Savvas Iliadis Σάββας Ηλιάδης

Personal information
- Born: November 6, 1979 (age 46) Thessaloniki, Greece
- Listed height: 6 ft 3.75 in (1.92 m)
- Listed weight: 200 lb (91 kg)

Career information
- Playing career: 2000–2014
- Position: Point guard / shooting guard
- Number: 10

Career history
- 2000–2002: Aias Evosmou
- 2002–2005: Iraklis Thessaloniki
- 2005–2006: Panionios
- 2006: Panellinios
- 2006–2009: Aris Thessaloniki
- 2009–2010: Kavala
- 2011: Iraklis Thessaloniki
- 2011–2012: Ermis Lagkada
- 2012–2014: Aias Evosmou

Career highlights
- All-Greek League Second Team (2004); Greek League All-Star (2007);

= Savvas Iliadis =

Greek basketball player (born 1979)

Savvas Iliadis (alternate spelling: Savas) (Σάββας Ηλιάδης; born November 6, 1979) is a former Greek professional basketball player.

==Professional career==
Iliadis began playing basketball with the junior youth teams of Aias Evosmou. He began his professional career with Aias Evosmou in the Greek 2nd Division during the 2000–01 season. In 2002, he moved to Iraklis.

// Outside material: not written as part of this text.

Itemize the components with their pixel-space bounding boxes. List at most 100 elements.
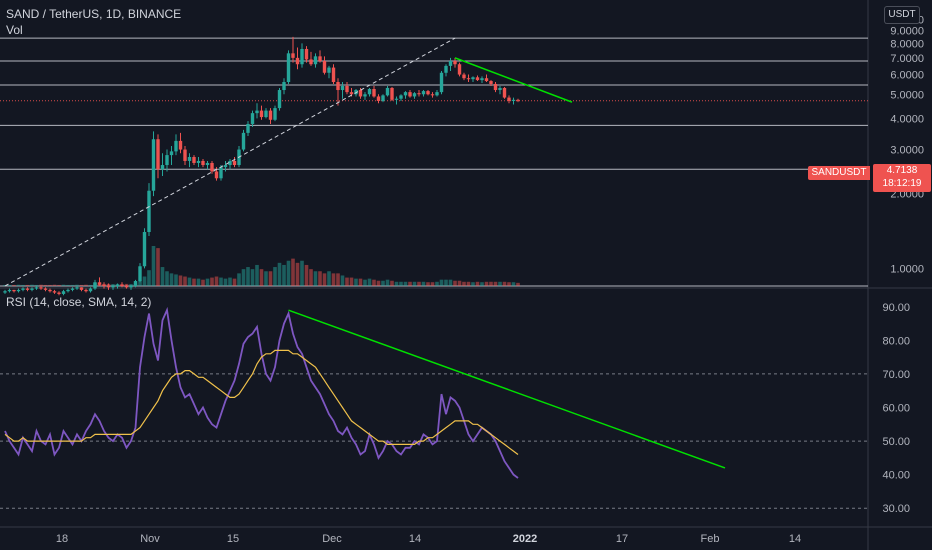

In 2005, he moved to Panionios. In 2006, he joined Aris, and in 2009, he moved to Kavala. In January 2011, he returned to Iraklis.

==National team career==
With the Greek national team, Iliadis won the silver medal at the 2005 Mediterranean Games.

==Personal life==
Iliadis is an Aris fan. His brother is the Greek football player Stelios Iliadis.